# vampire lord build, would you ever use it?



## Gharof von Carstein (May 19, 2008)

i was thinking of playing VC kinda different than i normally do by going for a weird new option like this:

Vampire lord 
-red fury
-avatar of death(hand weapon+shield)
-infinite hatred
-Frostblade
--zombie dragon mount
= 660p

its a shitload of points but he causes terror, has a 3+ AS and when he hits he kills stuff outright... infi hatred makes this easier. red fury makes sure that he gets even more attacks. think of the slaughter vs multiwound models (daemons, ogres, monsters) i do however think he is just viable in 3k and not as your general. so would you ever think of using something like this?


----------



## squeek (Jun 8, 2008)

In a big game sure, but like you say even at 3k he is not a good choice for a general. As a roving beatstick on the other hand, I can see he would be very effective.

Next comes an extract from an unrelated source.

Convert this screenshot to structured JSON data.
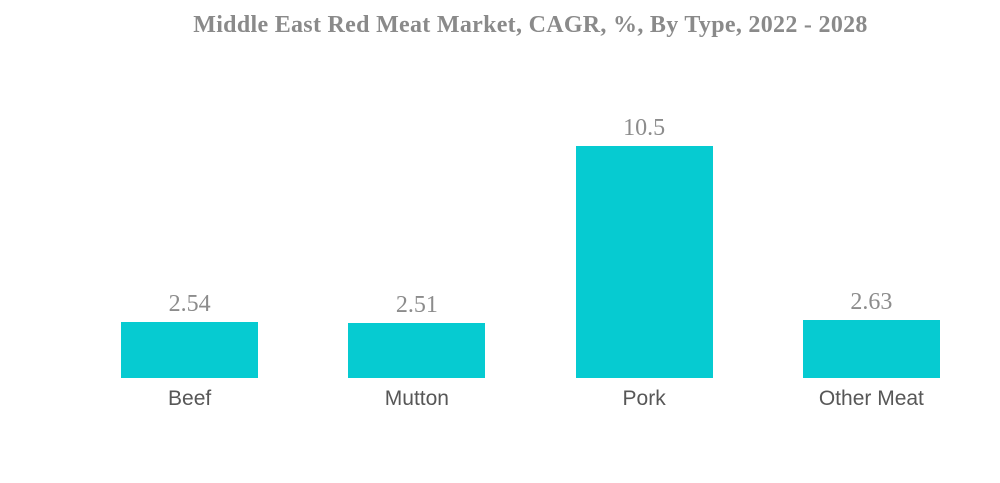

I think he is very specific to certain opponents though, you wouldn't want to take him against anything with lots of shooting, nor would you want to waste him against an army without any juicy targets.


----------



## neilbatte (Jan 2, 2008)

To be honest he's pretty much the same as any armys flying death machines he can be useful but its not worth making him the general so 3000+ points is a minimum.
Its the same as taking an orc on wyvern with shagga's sword. 
Yes it will probably kill a fair amount of stuff unless its tarpitted or shot to death or even cannon sniped but it is just as likely to take a cannon to the face in the first turn so I'd much rather have a character in a unit nice and safe and use it to its best potential than risk a shed load of points that its unlikely to claw back without some real good fortune.


----------



## Pertoleum (Jul 18, 2008)

idk personally he needs a ward save if hes gonna be the general, Wrist bands of black gold maybe?, would keep him safe from shooting and magic?


----------